Each year, hospitals provide billions of dollars in emergency room care to patients who could be treated in less costly settings such as urgent care centers — exacerbating rising health care costs for medical providers, insurers and consumers alike.
Insurers are tackling the growing problem by offering better information about ER alternatives — hopefully helping their members avoid high out-of-pocket costs in the process.
This month, Blue Cross Blue Shield of Georgia launched a program aimed at steering its 2.8 million members away from unnecessary ER visits by using technology — including a Google Maps application — to educate them on their options. With the map program, which will eventually include a mobile app, members can find a nearby clinic by typing in an address or a ZIP code.
Some people who have insurance might not have their own doctor; others feel they can’t wait until they can get a doctor’s appointment. Another factor is lack of awareness that there are other options.
“I was always bewildered by why people would come to the ER for things like strep throat or an earache during the middle of the day,” said Dr. Manish Oza, an ER physician who helped spur the initiative for the insurer’s parent company, WellPoint.
Roughly 11 percent of ER visits for Blue Cross members in Georgia could be avoided by going to alternatives such as urgent care centers or retail health clinics, Oza said. People don’t need to go to the ER for upper respiratory infections, earaches, insect bites and other minor ailments, he said.
For Brookhaven resident Maggie Coleman, avoiding the ER is about convenience and saving time.
In 2009, a friend drove Coleman to an emergency room after she fell and banged her head. While the care was good, she was there from 8 p.m. to 2 a.m. — spending most of the time just waiting.
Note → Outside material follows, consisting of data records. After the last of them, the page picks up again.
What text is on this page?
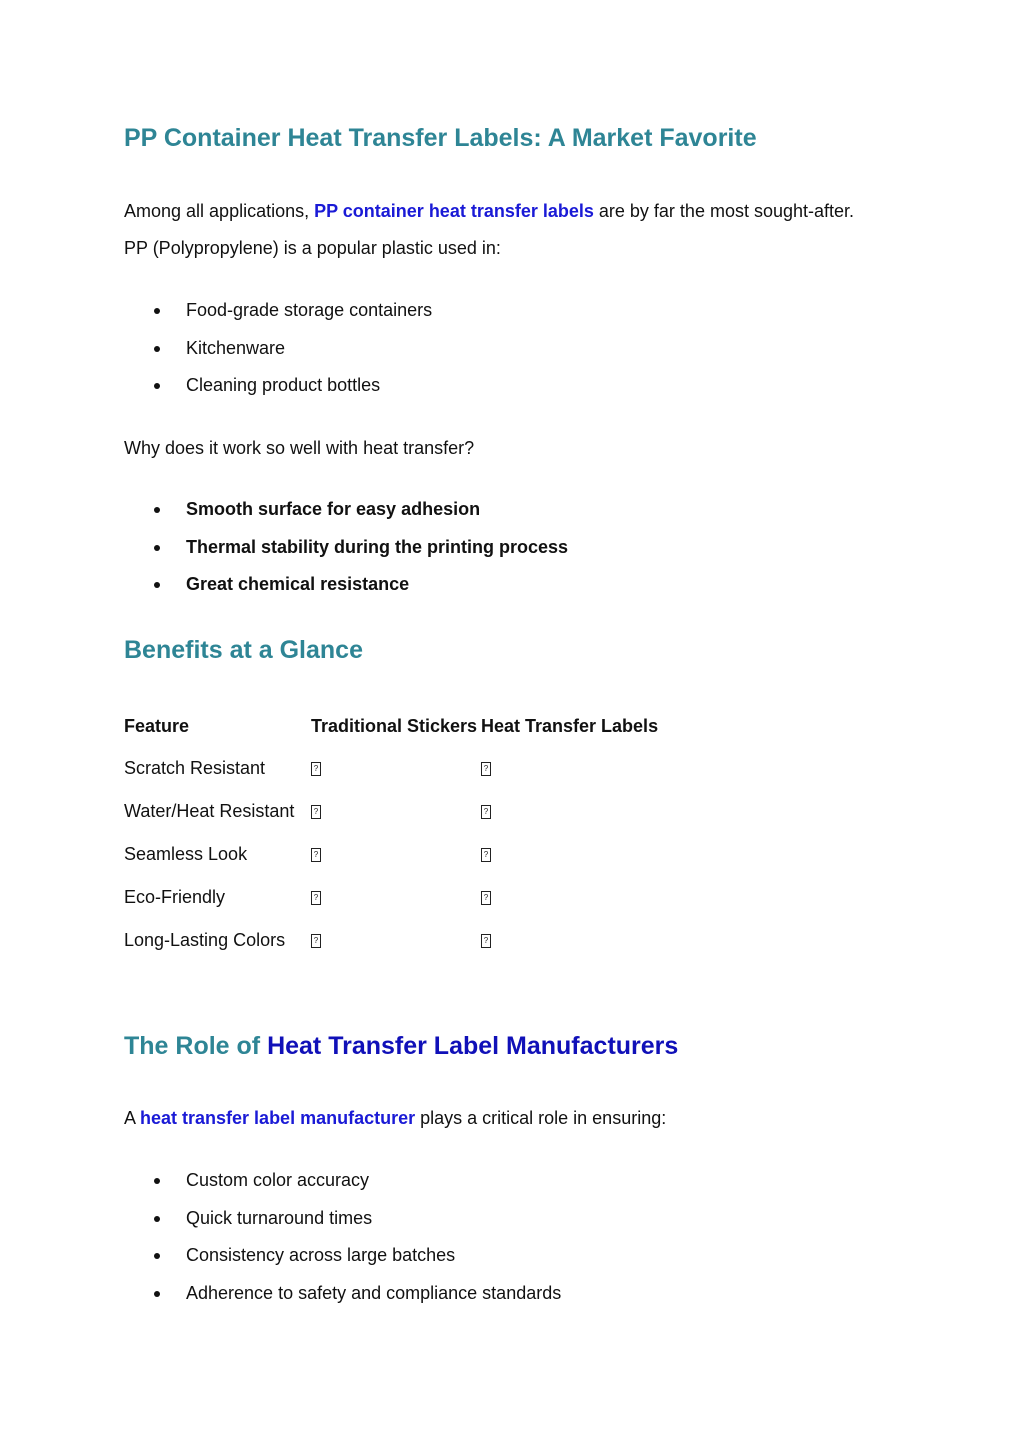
PP Container Heat Transfer Labels: A Market Favorite

Among all applications, PP container heat transfer labels are by far the most sought-after.
PP (Polypropylene) is a popular plastic used in:

Food-grade storage containers
Kitchenware
Cleaning product bottles

Why does it work so well with heat transfer?

Smooth surface for easy adhesion
Thermal stability during the printing process
Great chemical resistance
Benefits at a Glance
Feature	Traditional Stickers	Heat Transfer Labels
Scratch Resistant	?	?
Water/Heat Resistant	?	?
Seamless Look	?	?
Eco-Friendly	?	?
Long-Lasting Colors	?	?
The Role of Heat Transfer Label Manufacturers

A heat transfer label manufacturer plays a critical role in ensuring:

Custom color accuracy
Quick turnaround times
Consistency across large batches
Adherence to safety and compliance standards
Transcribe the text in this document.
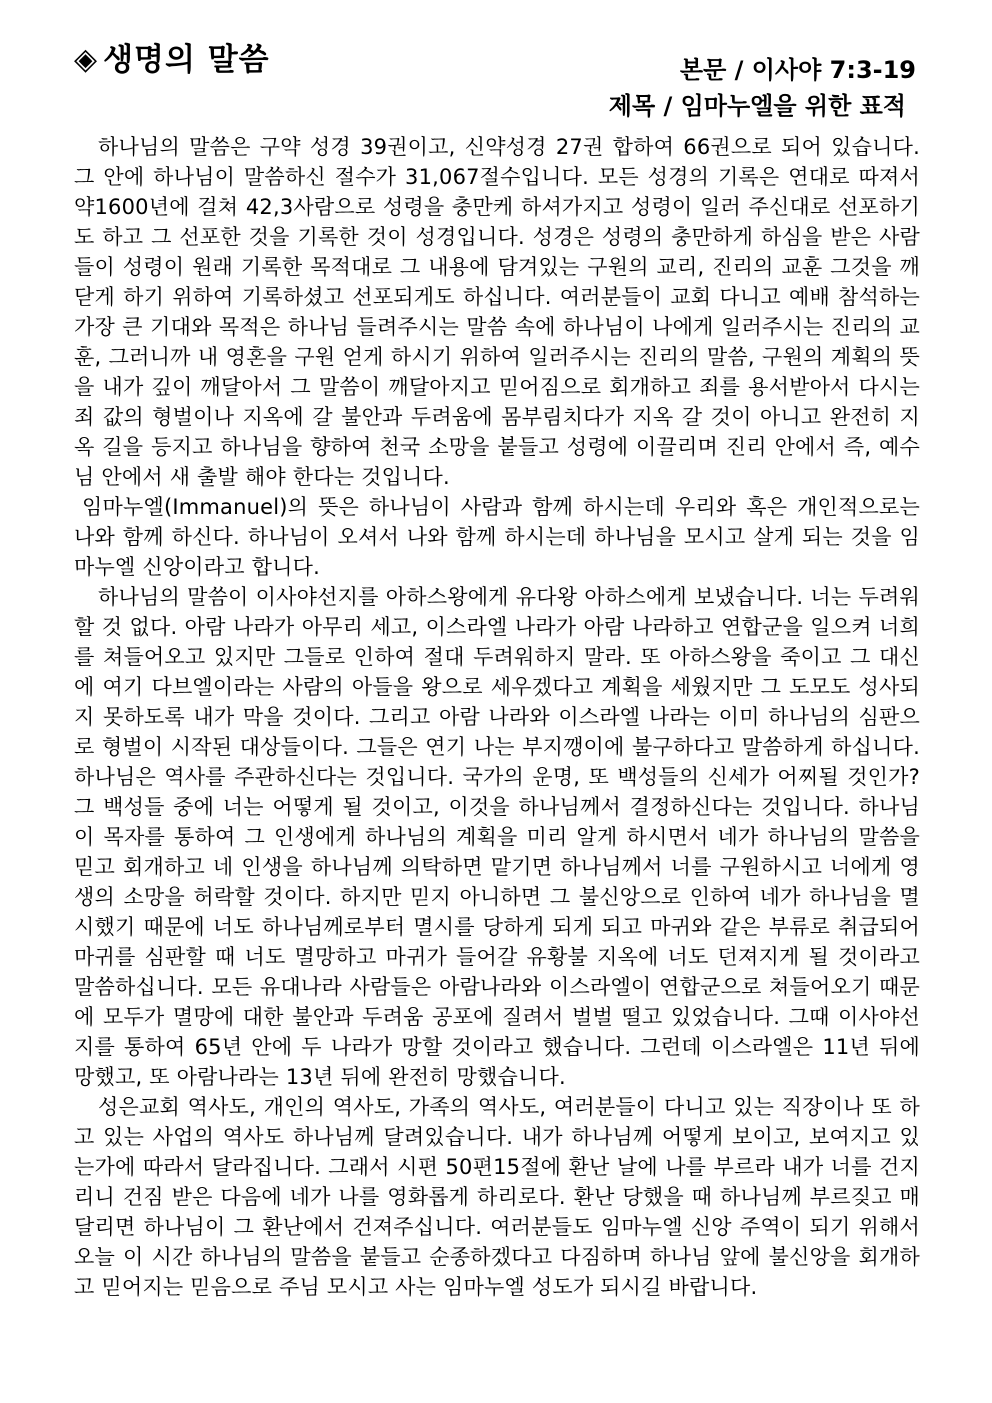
◈ 생명의 말씀	본문 / 이사야 7:3-19
제목 / 임마누엘을 위한 표적

하나님의 말씀은 구약 성경 39권이고, 신약성경 27권 합하여 66권으로 되어 있습니다. 그 안에 하나님이 말씀하신 절수가 31,067절수입니다. 모든 성경의 기록은 연대로 따져서 약1600년에 걸쳐 42,3사람으로 성령을 충만케 하셔가지고 성령이 일러 주신대로 선포하기도 하고 그 선포한 것을 기록한 것이 성경입니다. 성경은 성령의 충만하게 하심을 받은 사람들이 성령이 원래 기록한 목적대로 그 내용에 담겨있는 구원의 교리, 진리의 교훈 그것을 깨닫게 하기 위하여 기록하셨고 선포되게도 하십니다. 여러분들이 교회 다니고 예배 참석하는 가장 큰 기대와 목적은 하나님 들려주시는 말씀 속에 하나님이 나에게 일러주시는 진리의 교훈, 그러니까 내 영혼을 구원 얻게 하시기 위하여 일러주시는 진리의 말씀, 구원의 계획의 뜻을 내가 깊이 깨달아서 그 말씀이 깨달아지고 믿어짐으로 회개하고 죄를 용서받아서 다시는 죄 값의 형벌이나 지옥에 갈 불안과 두려움에 몸부림치다가 지옥 갈 것이 아니고 완전히 지옥 길을 등지고 하나님을 향하여 천국 소망을 붙들고 성령에 이끌리며 진리 안에서 즉, 예수님 안에서 새 출발 해야 한다는 것입니다.

임마누엘(Immanuel)의 뜻은 하나님이 사람과 함께 하시는데 우리와 혹은 개인적으로는 나와 함께 하신다. 하나님이 오셔서 나와 함께 하시는데 하나님을 모시고 살게 되는 것을 임마누엘 신앙이라고 합니다.

하나님의 말씀이 이사야선지를 아하스왕에게 유다왕 아하스에게 보냈습니다. 너는 두려워할 것 없다. 아람 나라가 아무리 세고, 이스라엘 나라가 아람 나라하고 연합군을 일으켜 너희를 쳐들어오고 있지만 그들로 인하여 절대 두려워하지 말라. 또 아하스왕을 죽이고 그 대신에 여기 다브엘이라는 사람의 아들을 왕으로 세우겠다고 계획을 세웠지만 그 도모도 성사되지 못하도록 내가 막을 것이다. 그리고 아람 나라와 이스라엘 나라는 이미 하나님의 심판으로 형벌이 시작된 대상들이다. 그들은 연기 나는 부지깽이에 불구하다고 말씀하게 하십니다. 하나님은 역사를 주관하신다는 것입니다. 국가의 운명, 또 백성들의 신세가 어찌될 것인가? 그 백성들 중에 너는 어떻게 될 것이고, 이것을 하나님께서 결정하신다는 것입니다. 하나님이 목자를 통하여 그 인생에게 하나님의 계획을 미리 알게 하시면서 네가 하나님의 말씀을 믿고 회개하고 네 인생을 하나님께 의탁하면 맡기면 하나님께서 너를 구원하시고 너에게 영생의 소망을 허락할 것이다. 하지만 믿지 아니하면 그 불신앙으로 인하여 네가 하나님을 멸시했기 때문에 너도 하나님께로부터 멸시를 당하게 되게 되고 마귀와 같은 부류로 취급되어 마귀를 심판할 때 너도 멸망하고 마귀가 들어갈 유황불 지옥에 너도 던져지게 될 것이라고 말씀하십니다. 모든 유대나라 사람들은 아람나라와 이스라엘이 연합군으로 쳐들어오기 때문에 모두가 멸망에 대한 불안과 두려움 공포에 질려서 벌벌 떨고 있었습니다. 그때 이사야선지를 통하여 65년 안에 두 나라가 망할 것이라고 했습니다. 그런데 이스라엘은 11년 뒤에 망했고, 또 아람나라는 13년 뒤에 완전히 망했습니다.

성은교회 역사도, 개인의 역사도, 가족의 역사도, 여러분들이 다니고 있는 직장이나 또 하고 있는 사업의 역사도 하나님께 달려있습니다. 내가 하나님께 어떻게 보이고, 보여지고 있는가에 따라서 달라집니다. 그래서 시편 50편15절에 환난 날에 나를 부르라 내가 너를 건지리니 건짐 받은 다음에 네가 나를 영화롭게 하리로다. 환난 당했을 때 하나님께 부르짖고 매달리면 하나님이 그 환난에서 건져주십니다. 여러분들도 임마누엘 신앙 주역이 되기 위해서 오늘 이 시간 하나님의 말씀을 붙들고 순종하겠다고 다짐하며 하나님 앞에 불신앙을 회개하고 믿어지는 믿음으로 주님 모시고 사는 임마누엘 성도가 되시길 바랍니다.
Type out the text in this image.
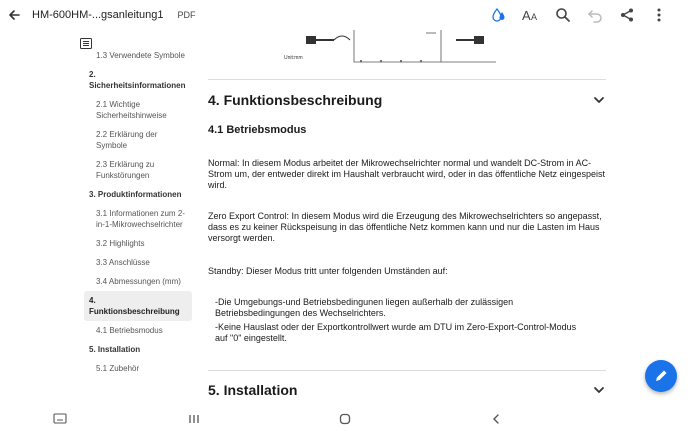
HM-600HM-...gsanleitung1 PDF	A A
1.3 Verwendete Symbole
2. Sicherheitsinformationen
2.1 Wichtige Sicherheitshinweise
2.2 Erklärung der Symbole
2.3 Erklärung zu Funkstörungen
3. Produktinformationen
3.1 Informationen zum 2-in-1-Mikrowechselrichter
3.2 Highlights
3.3 Anschlüsse
3.4 Abmessungen (mm)
4. Funktionsbeschreibung
4.1 Betriebsmodus
5. Installation
5.1 Zubehör
Unit:mm
4. Funktionsbeschreibung
4.1 Betriebsmodus

Normal: In diesem Modus arbeitet der Mikrowechselrichter normal und wandelt DC-Strom in AC-Strom um, der entweder direkt im Haushalt verbraucht wird, oder in das öffentliche Netz eingespeist wird.

Zero Export Control: In diesem Modus wird die Erzeugung des Mikrowechselrichters so angepasst, dass es zu keiner Rückspeisung in das öffentliche Netz kommen kann und nur die Lasten im Haus versorgt werden.

Standby: Dieser Modus tritt unter folgenden Umständen auf:

-Die Umgebungs-und Betriebsbedingunen liegen außerhalb der zulässigen Betriebsbedingungen des Wechselrichters.

-Keine Hauslast oder der Exportkontrollwert wurde am DTU im Zero-Export-Control-Modus auf "0" eingestellt.

5. Installation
Today, Coleman skips the ER trip and heads to North Atlanta Urgent Care just three miles from her home for a fall or an infection.
“Even when they’re really jammed, I’m usually in and out of there in under an hour,” she said.
Nationwide, an estimated 17 percent of ER visits could be treated at retail health clinics or urgent care centers — saving up to $4.4 billion, according to a 2010 study by the RAND Corp., a nonprofit research group. An average ER visit for strep throat costs $600, compared with $110 to $130 in an urgent care center or less than $100 in a retail health clinic, Oza said.
For consumers, ER copays can add up, too. Three years ago, an ER copay was around $100; today, it’s closer to $200, and more insurers are declining claims for non-emergency uses of the ER, said Garry Hill, manager of the group benefits practice at insurance brokerage firm Sterling Risk Advisors.
Copays for an ER alternative, meanwhile, range from $25 to $60, Oza said.
Insurance companies receive larger bills for ER visits, and those increased costs are reflected in higher premiums for consumers, said Walt Cherniak, a spokesman for insurance giant Aetna.
Efforts by insurers to address the issue include manning 24-hour nurse triage lines, calling members who frequent the ER to find out why, and giving grants to community health clinics to expand capacity.
In addition to using Google Maps, the Blue Cross program offers an online tutorial that helps members decide whether they need to go to an ER or a clinic, and they can call a 24-hour-a-day nurse line for advice or directions to a clinic.
Blue Cross already contracts with 90 urgent care centers throughout the state and 60 retail health clinics in metro Atlanta and Gainesville, and it is recruiting more. Retail health clinics are walk-in clinics staffed by nurse practitioners and located in CVS, Walgreens, Target and other stores.
Retail clinics began popping up in 2000 and now number nearly 1,200 nationwide.
As for its new program, WellPoint plans to roll it out across all of its 14 states by the end of April.
These non-emergency visits are also a burden for ERs, which are already struggling with overcrowding. So hospitals want to address the problem, too.
Some are opening urgent care clinics and encouraging patients who show up to the ER to seek treatment there instead. Others post ER wait times on their websites.
“Nobody wants to go to the hospital emergency room on a Saturday night,” said Kevin Bloye, a spokesman for the Georgia Hospital Association, “and wait six or seven hours just to be seen.”